Mythen über Akne 1/7
Macht es Sinn, eine „Akne-Diät“ zu machen? 

Expertin Dr. Sabine Schwarz: Eigene Aknediäten gibt es nicht. Sinnvoll ist jedoch Reduktion von Zucker, fettreicher Ernährung und starken Gewürzen.
 

Helfen Hefe und Vitamin B gegen Akne?

Dr. Schwarz: Hefe (ist reich an Vitamin B) und Vitamin B werden bei Akne oft als biologische „Wunderwaffe“ empfohlen. Tatsache ist leider: Hefe
allein wird eine Akne nicht heilen.
 

Sind Sonne und Solarium gut gegen Akne?  
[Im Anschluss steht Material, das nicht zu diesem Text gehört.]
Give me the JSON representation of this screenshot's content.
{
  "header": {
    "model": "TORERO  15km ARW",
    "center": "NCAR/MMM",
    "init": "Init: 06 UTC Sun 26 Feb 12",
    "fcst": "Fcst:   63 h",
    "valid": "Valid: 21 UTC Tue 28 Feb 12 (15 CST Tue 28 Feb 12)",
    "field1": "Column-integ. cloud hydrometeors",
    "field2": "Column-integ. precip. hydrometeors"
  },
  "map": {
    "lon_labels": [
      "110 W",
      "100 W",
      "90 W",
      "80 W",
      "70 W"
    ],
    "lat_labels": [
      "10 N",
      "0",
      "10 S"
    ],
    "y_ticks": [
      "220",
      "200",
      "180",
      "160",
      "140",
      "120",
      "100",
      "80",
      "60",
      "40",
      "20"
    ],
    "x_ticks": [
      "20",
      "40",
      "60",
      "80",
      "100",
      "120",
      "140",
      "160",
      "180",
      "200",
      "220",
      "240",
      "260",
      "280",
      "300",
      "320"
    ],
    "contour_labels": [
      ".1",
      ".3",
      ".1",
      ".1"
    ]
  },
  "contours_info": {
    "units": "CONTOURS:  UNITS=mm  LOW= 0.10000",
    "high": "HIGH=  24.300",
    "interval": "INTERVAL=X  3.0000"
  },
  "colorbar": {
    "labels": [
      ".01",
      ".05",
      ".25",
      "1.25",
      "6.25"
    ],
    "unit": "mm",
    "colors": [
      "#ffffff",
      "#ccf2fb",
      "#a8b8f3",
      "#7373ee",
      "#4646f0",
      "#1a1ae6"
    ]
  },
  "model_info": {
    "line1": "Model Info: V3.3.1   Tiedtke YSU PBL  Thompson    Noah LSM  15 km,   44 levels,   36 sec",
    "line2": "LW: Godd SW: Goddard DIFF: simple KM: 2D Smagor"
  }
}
Dr. Schwarz: Ein Mythos, der sich hartnäckig hält, aber leider nicht stimmt. Richtig ist, dass die Sonne „Wimmerl“ austrocknet. Aber die UV-Strahlen fördern leider gleichzeitig die Verhornung und Talgproduktion.

Stimmt es, dass Akne nach der Pubertät ausheilt?
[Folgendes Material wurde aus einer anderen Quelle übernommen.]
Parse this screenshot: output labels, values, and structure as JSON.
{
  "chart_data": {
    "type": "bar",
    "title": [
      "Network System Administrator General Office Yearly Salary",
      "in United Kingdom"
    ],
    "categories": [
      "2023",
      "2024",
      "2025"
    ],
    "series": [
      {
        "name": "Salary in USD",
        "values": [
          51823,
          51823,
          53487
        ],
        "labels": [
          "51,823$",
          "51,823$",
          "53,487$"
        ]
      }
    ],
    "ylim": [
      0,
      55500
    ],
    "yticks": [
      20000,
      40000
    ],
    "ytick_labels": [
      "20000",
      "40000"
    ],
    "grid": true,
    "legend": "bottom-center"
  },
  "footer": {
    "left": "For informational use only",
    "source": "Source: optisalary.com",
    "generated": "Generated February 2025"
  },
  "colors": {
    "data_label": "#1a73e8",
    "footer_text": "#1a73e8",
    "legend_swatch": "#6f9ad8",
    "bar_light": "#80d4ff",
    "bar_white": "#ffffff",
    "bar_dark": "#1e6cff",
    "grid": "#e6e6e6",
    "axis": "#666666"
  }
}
Dr. Schwarz: Leider nein, das ist ein großer Irrtum! Leichte Akne kann nach der Pubertät besser werden, schwere Akne aber gehört behandelt.

Hilft die Pille immer gegen Akne?  
Dr. Schwarz: Nein! Bei 20 Prozent der Frauen gibt es keine Besserung der Akne durch Pilleneinnahme.

Akne wird durch Ausdrücken schlechter…  


Dr. Schwarz: Das ist richtig. Aber fachgerechte ­Aknekosmetik und -reinigung hilft, das Hautbild schneller zu verbessern und auszuheilen.

Löst Stress Akne aus?

Dr. Schwarz: Es ist so: Stress erhöht das männliche Hormon Testosteron, das Akne verschlechtert.